Penfriend: « Exotic Monsters »

Ce qui est génial avec Kidd – le cerveau derrière Penfriend – c’est qu’elle n’a jamais un air hautain ou supérieur, préférant se concentrer sur le travail et l’inclusion que la créativité nous offre. Il s’agit du premier album sous le nom de Penfriend, en effet il est parfait pour les circonstances où nous nous trouvons, aussi bien en tant nom, que monde et culture.

L’album s’ouvre sur le »single », et il plante le décor avec son paysage dystopique synthétique émergeant du brouillard comme un avertissement de ce qui est à venir. « Seventeen » », en revanche, sera un hymne indie-rock plus percutant, avec des éléments de Belly, Veruca Salt et Cooper Temple Clause qui traversent ce morceau comme si il était un hymne. Le troisième élement de ce trio d’ouverture est «  Hell Together », dont le riff inquiétant et le rythme sinistre sont soutenus par la voix inébranlable de Kidd qui vous assène vérité sur vérité alors que vous prenez le lent escalier roulant vers Hadès.

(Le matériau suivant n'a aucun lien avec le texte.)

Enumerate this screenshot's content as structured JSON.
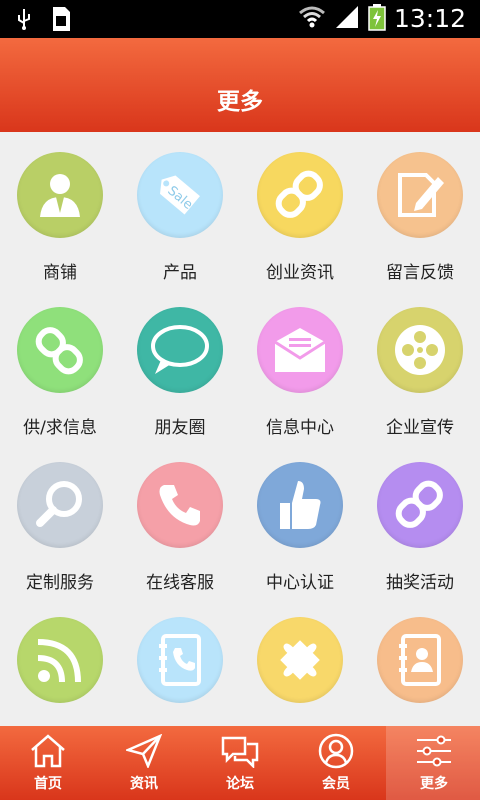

Le sinistre synthétiseur Numan-esque de «  I Used To Know Everything » est à la fois obsédant et magnifique, mais au fur et à mesure que la chanson se construit, on commence à voir le véritable noyau de cette chanson apparaître derrière toutes les armures et les lasers. Le titre alarmant qu’est « Dispensable Body » sera une ballade rêveuse inspirée des années 80, tandis que «  Seashaken » commencera par une mélodie au piano et une voix mélancolique et triste qui donnera l’impression que Kate Bush est l’invitée sur d’un morceau de Fleetwood Mac. Les harmonies vocales hypnotiques du début de « Loving Echoes » erfont penser à un morceau de Hot Chip avant que la chanson n’évolue vers quelque chose de stratifié, d’éthéré et probablement d’un futur (celui où nous survivons mais où la musique est devenue souterraine à cause d’un gouvernement autoritaire).

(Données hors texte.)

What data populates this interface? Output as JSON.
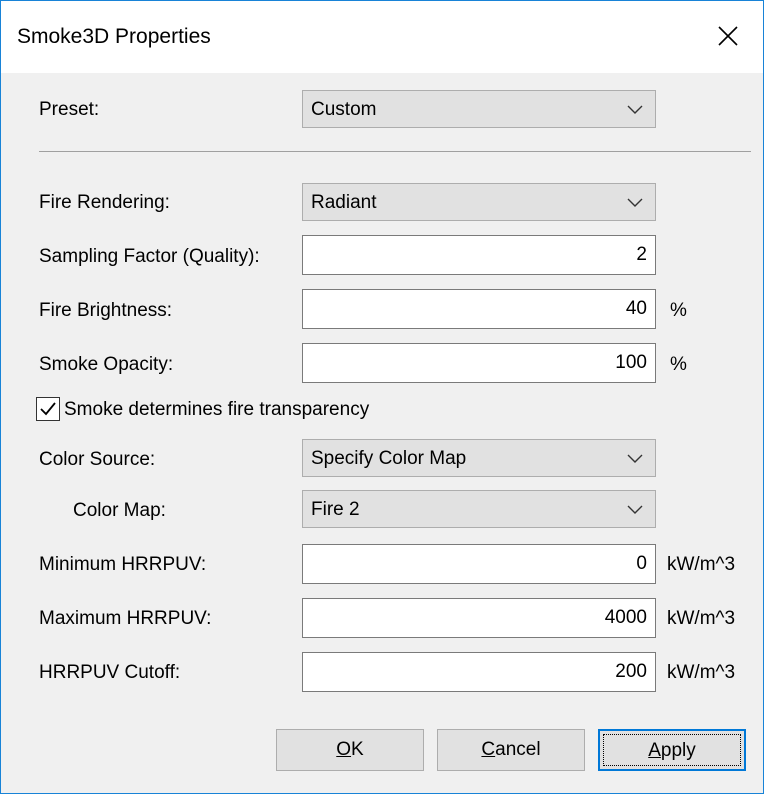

Ce qui est merveilleux avec cet album, c’est que Penfriend vous laisse deviner avec des changements rapides de style, de tempo et de vibration. À cet égard,« I’ll Start A Fire »  en est un excellent exemple avec son ambiance où Hole aurait rencontréLush et ses guitares grunge qui rappellent l’époque « She Makes War » » de la carrière de Kidd. « Cancel Your Hopes » maintiendra ensuitr cette ambiance avec des guitares urgentes associées à une batterie impatiente et une mélodie de clavier dont la durée d’attention est courte, comme si Maximo Park et Young Knives écrivaient une musique de film dans un sous-sol sombre, entourés de néons et de champignons. Le rythme ralentit sur »’Long Shadows » mais l’énergie sinistre du film noir monte de quelques crans avant que « Out Of The Blue » ne nous emmène sur le dernier perron de l’univers pour chanter une berceuse cybernétique aux débris qui passent avant que le soleil ne s’écrase sur la dernière humanité.

« Black Car » est le morceau qui jouera pendant que le générique de fin défile et que Penfriend conduit sa voiture volante au loin en laissant une traînée de destruction dans son sillage. Penfriend est étonnant en tant que véhicule pour le travail de Laura Kidd, mais le véritable triomphe ici est que Kidd est capable de se tourner vers tant de styles différents tout en conservant sa superbe qualité d’écriture. Je vais le placer fermement dans la course à l’album de l’année et mettre Penfriend dans la catégorie des artistes les plus importants du Royaume-Uni (et bien au-delà) en ce moment.